Nor have Americans historically been so complacent. As Purdy notes, the Court’s confidence that big money is no threat to democracy would shock citizens of the early republic, who worried deeply about the threat of corruption—often in the form of a “moneyed aristocracy”— and who guarded zealously the political-economic preconditions of equal democratic citizenship. It would also have shocked generations of political thinkers who believed that all regimes are born and die, that no regime can last forever.

In fact, it’s hard to think of any precedent for our contemporary blend of historical confidence and political lethargy. In the nineteenth century, for example, elite political thinkers were committed to some kind of belief in historical progress, in a way that they largely aren’t today. Alexis de Tocqueville thought history was bringing about greater and greater equality; John Stuart Mill thought that history increasingly delivered enlightenment and liberty; Karl Marx thought it would deliver equality, science, and a truer human freedom than the capitalist societies of his day could provide. Yet for the most part, these thinkers combined a belief in history’s general trends with some theory of how that trend would be realized through human action. So Mill’s belief in enlightenment and individualism was matched with his worry about the stifling conformity of mass society, a combination which motivated his articulation of the famous “harm principle” of On Liberty. And Marx’s belief in the historical inevitability of socialist revolution was nonetheless paired with his political agitation, the promotion of class consciousness, and other steps necessary to produce that result.

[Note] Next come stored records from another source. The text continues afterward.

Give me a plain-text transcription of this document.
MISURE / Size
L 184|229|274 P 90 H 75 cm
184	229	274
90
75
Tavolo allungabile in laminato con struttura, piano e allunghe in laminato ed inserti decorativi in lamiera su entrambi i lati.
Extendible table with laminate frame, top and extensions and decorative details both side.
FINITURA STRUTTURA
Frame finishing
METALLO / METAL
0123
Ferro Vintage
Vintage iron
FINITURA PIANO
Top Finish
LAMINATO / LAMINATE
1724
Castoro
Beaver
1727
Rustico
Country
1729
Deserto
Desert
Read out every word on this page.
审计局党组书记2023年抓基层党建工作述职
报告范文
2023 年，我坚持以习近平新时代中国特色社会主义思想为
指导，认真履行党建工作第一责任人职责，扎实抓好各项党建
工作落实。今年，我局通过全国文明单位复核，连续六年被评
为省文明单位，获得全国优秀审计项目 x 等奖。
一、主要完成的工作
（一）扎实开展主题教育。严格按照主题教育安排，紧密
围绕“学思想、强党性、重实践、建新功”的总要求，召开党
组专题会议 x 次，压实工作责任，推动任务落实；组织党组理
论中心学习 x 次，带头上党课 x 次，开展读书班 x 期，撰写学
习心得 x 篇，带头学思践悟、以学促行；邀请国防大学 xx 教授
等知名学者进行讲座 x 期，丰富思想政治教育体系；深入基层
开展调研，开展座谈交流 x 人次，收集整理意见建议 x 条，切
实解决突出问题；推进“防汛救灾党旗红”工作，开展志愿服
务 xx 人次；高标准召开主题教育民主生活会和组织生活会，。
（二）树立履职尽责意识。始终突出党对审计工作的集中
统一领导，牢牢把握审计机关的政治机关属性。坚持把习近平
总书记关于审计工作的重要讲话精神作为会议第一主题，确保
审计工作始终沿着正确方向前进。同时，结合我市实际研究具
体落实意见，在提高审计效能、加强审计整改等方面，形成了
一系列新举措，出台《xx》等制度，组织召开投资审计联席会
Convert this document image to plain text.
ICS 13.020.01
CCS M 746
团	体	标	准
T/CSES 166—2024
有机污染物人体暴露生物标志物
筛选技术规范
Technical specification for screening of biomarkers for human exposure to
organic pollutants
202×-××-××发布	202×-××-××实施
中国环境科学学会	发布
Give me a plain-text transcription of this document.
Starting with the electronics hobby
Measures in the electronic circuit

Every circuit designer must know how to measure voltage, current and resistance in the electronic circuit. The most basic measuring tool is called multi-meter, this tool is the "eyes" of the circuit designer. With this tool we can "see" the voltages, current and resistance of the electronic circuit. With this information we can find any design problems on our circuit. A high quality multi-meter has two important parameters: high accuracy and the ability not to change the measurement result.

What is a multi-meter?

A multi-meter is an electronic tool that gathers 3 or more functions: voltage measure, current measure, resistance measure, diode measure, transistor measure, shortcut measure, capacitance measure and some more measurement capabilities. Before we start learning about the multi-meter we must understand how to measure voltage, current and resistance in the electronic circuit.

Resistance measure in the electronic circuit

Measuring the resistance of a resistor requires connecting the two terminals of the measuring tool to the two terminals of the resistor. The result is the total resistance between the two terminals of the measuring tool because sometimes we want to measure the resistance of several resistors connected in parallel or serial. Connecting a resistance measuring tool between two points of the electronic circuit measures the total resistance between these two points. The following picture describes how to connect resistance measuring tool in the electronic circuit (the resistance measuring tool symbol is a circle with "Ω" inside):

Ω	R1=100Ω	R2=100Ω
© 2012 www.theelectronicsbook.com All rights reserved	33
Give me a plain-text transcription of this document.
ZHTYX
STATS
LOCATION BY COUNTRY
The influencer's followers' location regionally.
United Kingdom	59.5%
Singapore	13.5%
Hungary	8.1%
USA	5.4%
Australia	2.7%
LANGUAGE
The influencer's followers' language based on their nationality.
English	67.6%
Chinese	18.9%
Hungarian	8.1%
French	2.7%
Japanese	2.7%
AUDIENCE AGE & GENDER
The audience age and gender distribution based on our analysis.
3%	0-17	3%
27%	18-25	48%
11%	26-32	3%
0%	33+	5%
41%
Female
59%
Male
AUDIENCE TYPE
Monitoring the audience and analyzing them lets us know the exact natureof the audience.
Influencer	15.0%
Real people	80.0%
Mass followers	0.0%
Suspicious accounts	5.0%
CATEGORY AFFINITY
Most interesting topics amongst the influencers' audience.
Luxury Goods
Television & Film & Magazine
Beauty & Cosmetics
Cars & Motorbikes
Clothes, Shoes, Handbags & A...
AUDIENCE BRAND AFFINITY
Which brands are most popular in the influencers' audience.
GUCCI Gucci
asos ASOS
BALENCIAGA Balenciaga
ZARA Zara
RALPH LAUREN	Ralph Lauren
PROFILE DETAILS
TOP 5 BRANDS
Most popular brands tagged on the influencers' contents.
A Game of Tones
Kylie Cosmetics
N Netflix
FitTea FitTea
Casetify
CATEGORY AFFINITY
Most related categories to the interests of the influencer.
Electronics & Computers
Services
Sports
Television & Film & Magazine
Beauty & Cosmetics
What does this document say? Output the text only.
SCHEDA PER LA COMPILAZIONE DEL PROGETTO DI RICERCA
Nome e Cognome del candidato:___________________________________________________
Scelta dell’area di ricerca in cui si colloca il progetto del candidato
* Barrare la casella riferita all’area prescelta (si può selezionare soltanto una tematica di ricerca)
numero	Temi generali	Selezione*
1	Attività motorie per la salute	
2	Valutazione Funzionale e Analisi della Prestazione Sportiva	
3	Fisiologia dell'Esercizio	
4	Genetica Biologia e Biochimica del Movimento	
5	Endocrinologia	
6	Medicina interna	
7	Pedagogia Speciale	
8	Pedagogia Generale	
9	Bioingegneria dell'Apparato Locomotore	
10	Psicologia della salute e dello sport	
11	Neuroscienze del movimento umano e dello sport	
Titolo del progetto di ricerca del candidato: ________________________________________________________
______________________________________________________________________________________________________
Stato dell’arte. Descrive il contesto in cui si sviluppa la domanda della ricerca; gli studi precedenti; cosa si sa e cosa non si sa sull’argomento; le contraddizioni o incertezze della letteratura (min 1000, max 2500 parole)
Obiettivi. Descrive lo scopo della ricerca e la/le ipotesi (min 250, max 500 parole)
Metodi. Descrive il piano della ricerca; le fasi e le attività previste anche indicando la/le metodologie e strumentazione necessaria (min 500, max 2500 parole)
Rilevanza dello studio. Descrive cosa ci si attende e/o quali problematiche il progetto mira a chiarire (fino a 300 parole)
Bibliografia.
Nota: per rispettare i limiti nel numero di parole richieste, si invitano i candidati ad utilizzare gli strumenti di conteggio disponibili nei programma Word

Nowadays, this confidence in history’s forward march survives largely as a popular conviction, not as a consensus among philosophers and political theorists. But in its popular modern iteration, that belief is strangely stripped of the only force that makes it plausible—some sustained program of political action. Earlier political thinkers, whether they thought liberal democracy was likely to persist or not, have largely agreed that it can’t run on auto-pilot. One dispiriting way to read our current moment is as a half-conscious experiment to determine if they were wrong.